Callin's smile wavered into one of real appraisal. "Well, we'll see to it that you're not shipwrecked again," he said. He looked around and flipped the hand axe into the molding above the bar. The edge banged a finger's breadth deep in the wood. The innkeeper's wife bleated in fear, then stuffed the hem of her apron in her mouth with both hands.
"Let's go," Callin said to his men in a hard voice. "I'll take care of Mistress Sharina here. Two of you tie the others' hands to the tail of your horses."
He grinned at the procurator. "If I'm feeling kindly, Asera my dear, I'll walk you back to the castle. But I warn you, my mount has a very comfortable trot."
Callin started to offer his arm to Sharina. The outside door opened. Soldiers jerked around. Callin drew his sword so swiftly that the blade sang against the bronze lips of his scabbard. The layered steel shimmered in a pattern like the ripples of a running stream.
Nonnus walked into the common room. He carried his javelin point-forward over his left shoulder with his bindle hanging behind him.

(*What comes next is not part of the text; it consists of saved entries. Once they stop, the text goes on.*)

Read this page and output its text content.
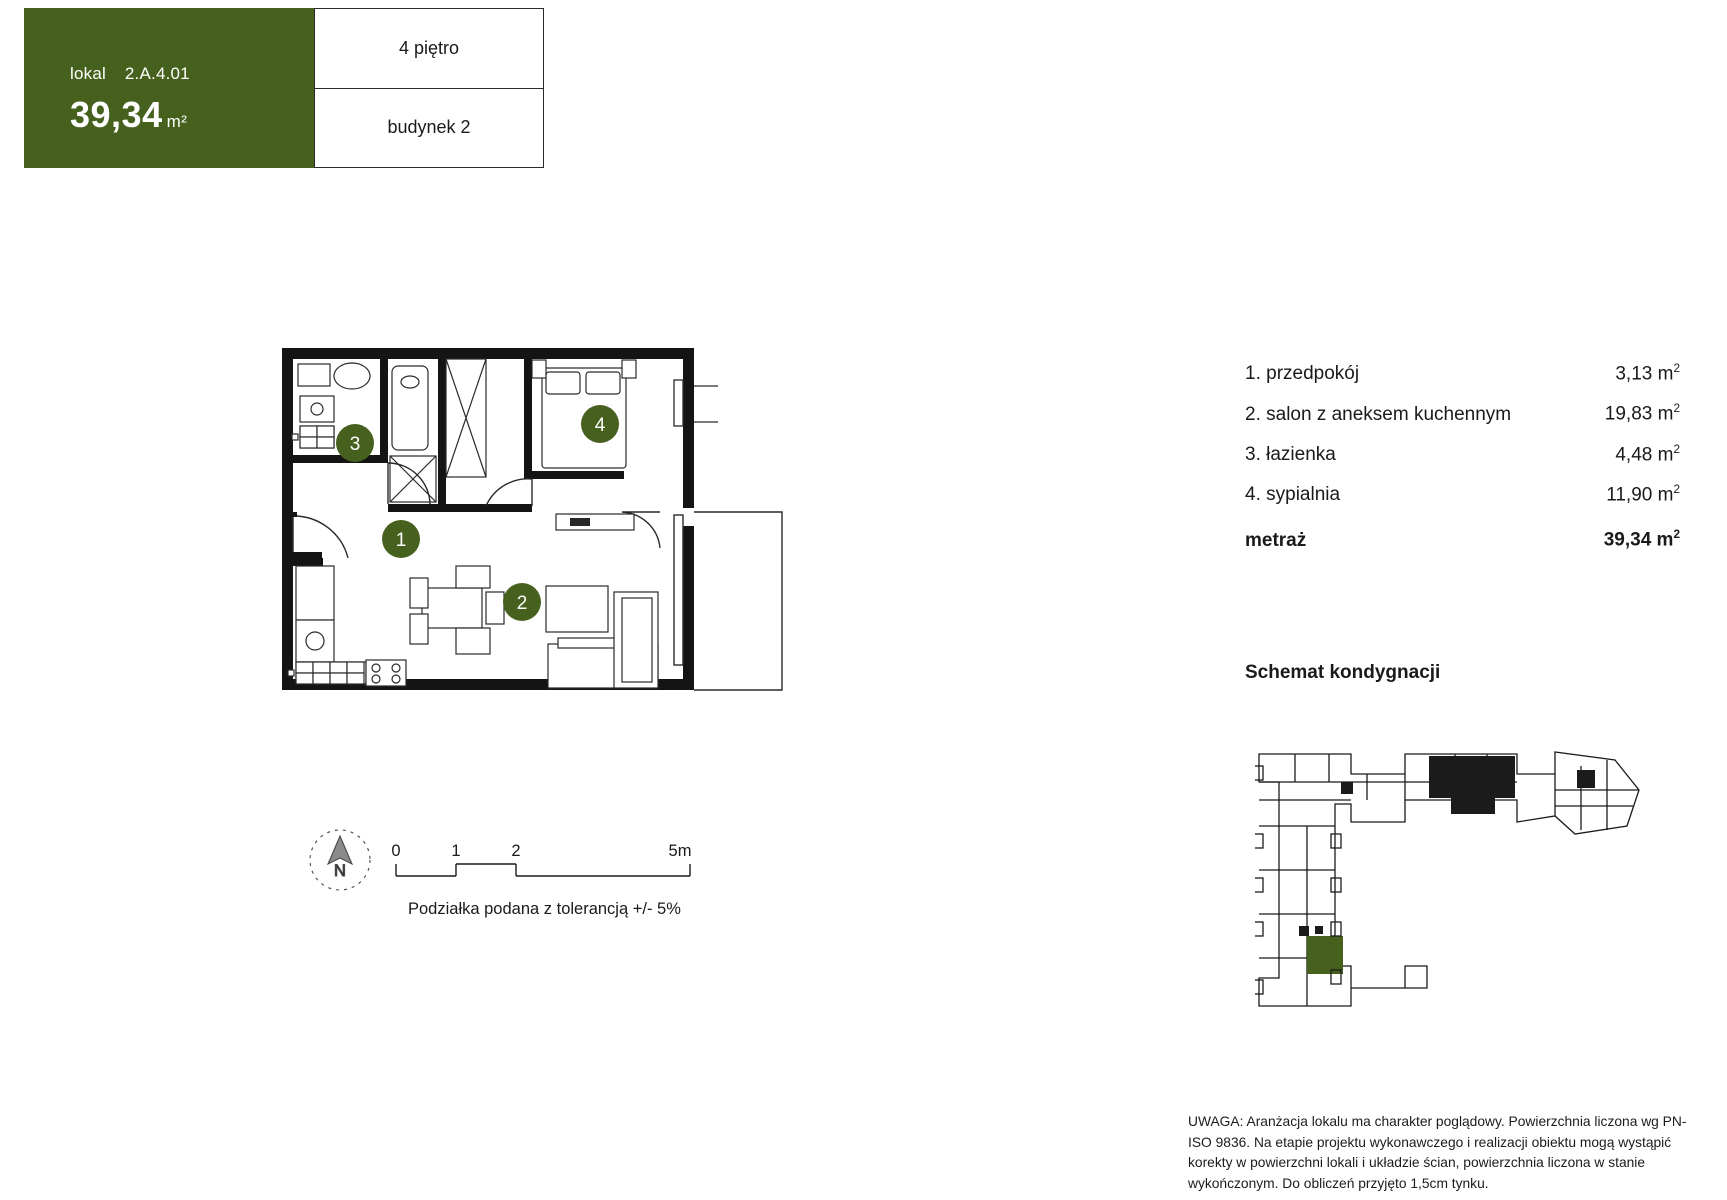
lokal 2.A.4.01
39,34 m²
4 piętro
budynek 2
1
2
3
4
N
0	1	2	5m
Podziałka podana z tolerancją +/- 5%
1. przedpokój	3,13 $m^2$
2. salon z aneksem kuchennym	19,83 $m^2$
3. łazienka	4,48 $m^2$
4. sypialnia	11,90 $m^2$
metraż	39,34 $m^2$
Schemat kondygnacji
UWAGA: Aranżacja lokalu ma charakter poglądowy. Powierzchnia liczona wg PN-ISO 9836. Na etapie projektu wykonawczego i realizacji obiektu mogą wystąpić korekty w powierzchni lokali i układzie ścian, powierzchnia liczona w stanie wykończonym. Do obliczeń przyjęto 1,5cm tynku.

A soldier tried to grab him by the throat. Nonnus kicked the man in the groin and shoved him gasping aside. Nobody else moved for a moment.
"And who are you, my man?" Callin asked. Sharina picked up the mug. It was heavy enough to be useful. . . .
"I'm Nonnus son of Bran, son of Pewle," the hermit said in a voice from deep in his throat. "And who are you, buddy, besides the man who's going to be looking at his guts on the floor if he doesn't point that sword someplace else?"
"No!" Callin said to one of his soldiers. Sharina hadn't seen the man tense to move, but Nonnus nodded to the officer with a wolfish grin.
"What are you doing here, Master Nonnus?" Callin asked. He didn't move his sword, but the situation no longer teetered quite on the edge of a bloody abyss.
"I'm looking for Waley the Merchant," Nonnus said. He looked around the common room with cold, angry eyes whose expression didn't change wherever they lighted. "Any of you lot know where he lives?"
Callin raised an eyebrow to the innkeeper. "Waley's been dead these ten years past," the innkeeper said in a nervous voice. "His stepson Arduk handles what sealskin business comes through here nowadays. He's the ostler, three doors down on this side of the street."
"Right," Nonnus said, nodding. "I'll leave you lot to your fun, then."
He looked at Callin. Callin relaxed minutely and gave Nonnus a curt nod.
The hermit slammed the door shut behind him. Callin sheathed his sword, and Sharina put down the mug.
"Let's go," Callin repeated, his face still showing the strain of the past few moments. Whatever else the young courtier had done, he'd met Pewlemen before.
"Mistress" He extended his arm to Sharina. "you'll ride on my saddle ahead of me. I regret I didn't think to bring an extra horse for you."
Sharina ignored the arm as she stood and walked to the door. Every sight and sound was crystalline, and she moved as though crystal knives surrounded her.